As the words left her mouth, Teddy groaned inwardly. Of course, she wanted to do something later. He sighed. “Natalie, you seem like a great person, but I’m not really interested in dating. And—“
“Whoa, who said it was a date? We just met. I was thinking friends.” She looked slightly offended, her arms crossed.
His eyes widened as he scratched the back of his neck. “Oh. Sorry. It’s just that typically that’s what women want when they say that.”
“Have lots of experience with that, do you?” Her eyebrows were raised, her arms crossed over her chest, as she looked at him expectantly.
He furrowed his brow. “Yes. Especially when Christian was younger. Women would come up and act like they just wanted to talk to Christian or just be friends when that wasn’t what they wanted at all.”
“So they all tried to get you in bed? Or make you go on dates?”
Teddy sighed. “No. I just…I don’t want to date, so I normally avoid anything that could resemble that.”
“Well, okay then. Don’t just assume people want things when you don’t know, okay?” She sighed. “If you wanna grab coffee or something, the offer still stands.”
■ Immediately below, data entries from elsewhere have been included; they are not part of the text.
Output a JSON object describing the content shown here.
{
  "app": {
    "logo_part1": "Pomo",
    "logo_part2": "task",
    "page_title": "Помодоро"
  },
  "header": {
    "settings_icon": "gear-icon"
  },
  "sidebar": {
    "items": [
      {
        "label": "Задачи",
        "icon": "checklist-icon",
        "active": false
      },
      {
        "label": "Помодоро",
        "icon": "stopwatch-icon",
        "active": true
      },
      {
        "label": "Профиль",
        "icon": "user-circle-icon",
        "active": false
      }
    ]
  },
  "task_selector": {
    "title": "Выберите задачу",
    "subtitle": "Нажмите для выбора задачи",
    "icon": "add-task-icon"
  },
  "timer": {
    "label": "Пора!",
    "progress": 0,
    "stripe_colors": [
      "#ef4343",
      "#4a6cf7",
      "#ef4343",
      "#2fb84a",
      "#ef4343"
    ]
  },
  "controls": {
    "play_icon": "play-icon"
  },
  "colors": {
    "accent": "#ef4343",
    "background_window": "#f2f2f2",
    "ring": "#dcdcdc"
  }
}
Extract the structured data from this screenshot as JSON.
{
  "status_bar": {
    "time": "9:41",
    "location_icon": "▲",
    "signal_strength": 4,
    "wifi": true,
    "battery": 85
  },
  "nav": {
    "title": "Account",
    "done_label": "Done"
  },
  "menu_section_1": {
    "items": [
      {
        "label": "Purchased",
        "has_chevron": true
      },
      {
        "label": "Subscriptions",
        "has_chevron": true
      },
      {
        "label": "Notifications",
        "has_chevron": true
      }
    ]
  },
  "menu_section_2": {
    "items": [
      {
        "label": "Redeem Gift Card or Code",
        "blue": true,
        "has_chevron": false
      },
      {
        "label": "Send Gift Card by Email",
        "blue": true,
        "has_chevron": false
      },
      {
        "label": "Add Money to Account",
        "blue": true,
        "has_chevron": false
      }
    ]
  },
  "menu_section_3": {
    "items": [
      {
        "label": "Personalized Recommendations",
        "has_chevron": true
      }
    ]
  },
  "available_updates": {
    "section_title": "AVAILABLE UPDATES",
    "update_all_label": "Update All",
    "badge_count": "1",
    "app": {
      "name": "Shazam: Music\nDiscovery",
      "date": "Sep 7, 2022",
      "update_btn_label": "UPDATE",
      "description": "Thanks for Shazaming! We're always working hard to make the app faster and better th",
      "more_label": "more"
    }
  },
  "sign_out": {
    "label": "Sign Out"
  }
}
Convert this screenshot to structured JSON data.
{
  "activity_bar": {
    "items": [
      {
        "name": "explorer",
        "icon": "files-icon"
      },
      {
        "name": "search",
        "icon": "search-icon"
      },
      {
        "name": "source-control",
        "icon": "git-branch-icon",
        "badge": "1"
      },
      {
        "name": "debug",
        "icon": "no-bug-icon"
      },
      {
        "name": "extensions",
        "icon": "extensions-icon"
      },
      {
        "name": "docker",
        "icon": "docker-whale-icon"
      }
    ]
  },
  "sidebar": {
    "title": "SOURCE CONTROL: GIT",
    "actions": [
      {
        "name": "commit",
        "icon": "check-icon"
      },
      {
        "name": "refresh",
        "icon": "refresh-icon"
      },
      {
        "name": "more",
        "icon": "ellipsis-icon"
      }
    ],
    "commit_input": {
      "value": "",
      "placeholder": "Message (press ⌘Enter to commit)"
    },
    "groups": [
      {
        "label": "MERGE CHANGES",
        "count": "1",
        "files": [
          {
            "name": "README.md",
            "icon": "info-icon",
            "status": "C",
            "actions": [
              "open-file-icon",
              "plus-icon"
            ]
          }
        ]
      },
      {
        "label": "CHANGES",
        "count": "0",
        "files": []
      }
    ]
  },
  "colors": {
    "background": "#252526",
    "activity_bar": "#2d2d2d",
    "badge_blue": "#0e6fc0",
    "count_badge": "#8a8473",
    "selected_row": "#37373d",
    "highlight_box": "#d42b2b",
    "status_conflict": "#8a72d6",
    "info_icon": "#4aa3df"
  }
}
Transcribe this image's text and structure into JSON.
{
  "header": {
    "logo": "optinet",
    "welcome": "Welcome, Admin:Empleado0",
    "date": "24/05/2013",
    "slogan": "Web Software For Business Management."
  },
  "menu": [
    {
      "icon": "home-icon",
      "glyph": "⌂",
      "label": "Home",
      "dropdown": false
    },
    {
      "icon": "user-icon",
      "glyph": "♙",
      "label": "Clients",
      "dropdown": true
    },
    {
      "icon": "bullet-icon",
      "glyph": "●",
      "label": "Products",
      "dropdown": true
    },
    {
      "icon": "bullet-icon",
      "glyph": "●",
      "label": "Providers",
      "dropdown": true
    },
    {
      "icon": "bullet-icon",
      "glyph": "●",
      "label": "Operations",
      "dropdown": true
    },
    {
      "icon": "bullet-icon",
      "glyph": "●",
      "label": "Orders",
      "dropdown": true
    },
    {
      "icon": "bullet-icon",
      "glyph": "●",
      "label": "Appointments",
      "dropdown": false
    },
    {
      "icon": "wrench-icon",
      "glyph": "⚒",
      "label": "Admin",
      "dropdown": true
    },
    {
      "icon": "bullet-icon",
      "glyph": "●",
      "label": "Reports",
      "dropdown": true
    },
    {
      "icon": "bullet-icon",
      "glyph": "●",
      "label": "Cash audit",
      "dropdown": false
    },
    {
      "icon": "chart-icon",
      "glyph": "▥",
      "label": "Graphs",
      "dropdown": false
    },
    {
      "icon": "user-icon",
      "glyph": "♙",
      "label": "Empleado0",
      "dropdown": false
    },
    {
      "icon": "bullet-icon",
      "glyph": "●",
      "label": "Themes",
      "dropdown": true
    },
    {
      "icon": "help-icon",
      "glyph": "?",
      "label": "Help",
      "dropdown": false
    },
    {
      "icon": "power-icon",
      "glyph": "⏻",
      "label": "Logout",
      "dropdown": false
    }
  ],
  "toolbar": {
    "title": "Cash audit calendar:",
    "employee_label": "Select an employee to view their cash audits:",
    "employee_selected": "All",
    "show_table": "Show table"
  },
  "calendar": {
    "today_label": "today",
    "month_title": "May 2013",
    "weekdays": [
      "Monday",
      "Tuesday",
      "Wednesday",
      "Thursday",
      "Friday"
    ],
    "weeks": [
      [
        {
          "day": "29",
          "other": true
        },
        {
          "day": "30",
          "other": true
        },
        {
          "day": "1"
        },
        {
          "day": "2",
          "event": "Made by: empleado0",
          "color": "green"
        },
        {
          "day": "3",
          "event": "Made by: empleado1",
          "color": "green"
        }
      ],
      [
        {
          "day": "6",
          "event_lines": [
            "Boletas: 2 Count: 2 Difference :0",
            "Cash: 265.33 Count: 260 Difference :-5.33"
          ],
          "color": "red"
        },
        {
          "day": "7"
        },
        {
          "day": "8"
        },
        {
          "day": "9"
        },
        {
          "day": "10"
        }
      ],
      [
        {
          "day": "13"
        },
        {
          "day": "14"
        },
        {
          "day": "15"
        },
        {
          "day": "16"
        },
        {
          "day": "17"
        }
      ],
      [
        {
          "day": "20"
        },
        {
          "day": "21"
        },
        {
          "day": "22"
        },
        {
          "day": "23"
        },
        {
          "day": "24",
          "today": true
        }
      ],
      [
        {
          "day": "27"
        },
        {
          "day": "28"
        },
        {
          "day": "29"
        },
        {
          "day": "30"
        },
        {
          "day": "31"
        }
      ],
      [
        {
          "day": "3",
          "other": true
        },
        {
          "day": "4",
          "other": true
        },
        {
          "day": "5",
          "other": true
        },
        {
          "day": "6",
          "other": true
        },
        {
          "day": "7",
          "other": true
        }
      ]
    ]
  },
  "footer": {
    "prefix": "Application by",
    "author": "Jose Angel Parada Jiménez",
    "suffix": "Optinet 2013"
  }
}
They stood in silence for a few moments, watching Christian and Emily run around the park. “I’m sorry,” he said, breaking the quiet between them. “It would probably do me some good to hang out with someone who I’m not practically related to. How does your Saturday look?”
She smiled, nodding. “Do you know where Fairy God Café is? We can meet there, say, noon?”
“Sounds great,” he said, with a smile of his own. For the first time in a long time, Teddy was actually looking forward to going out.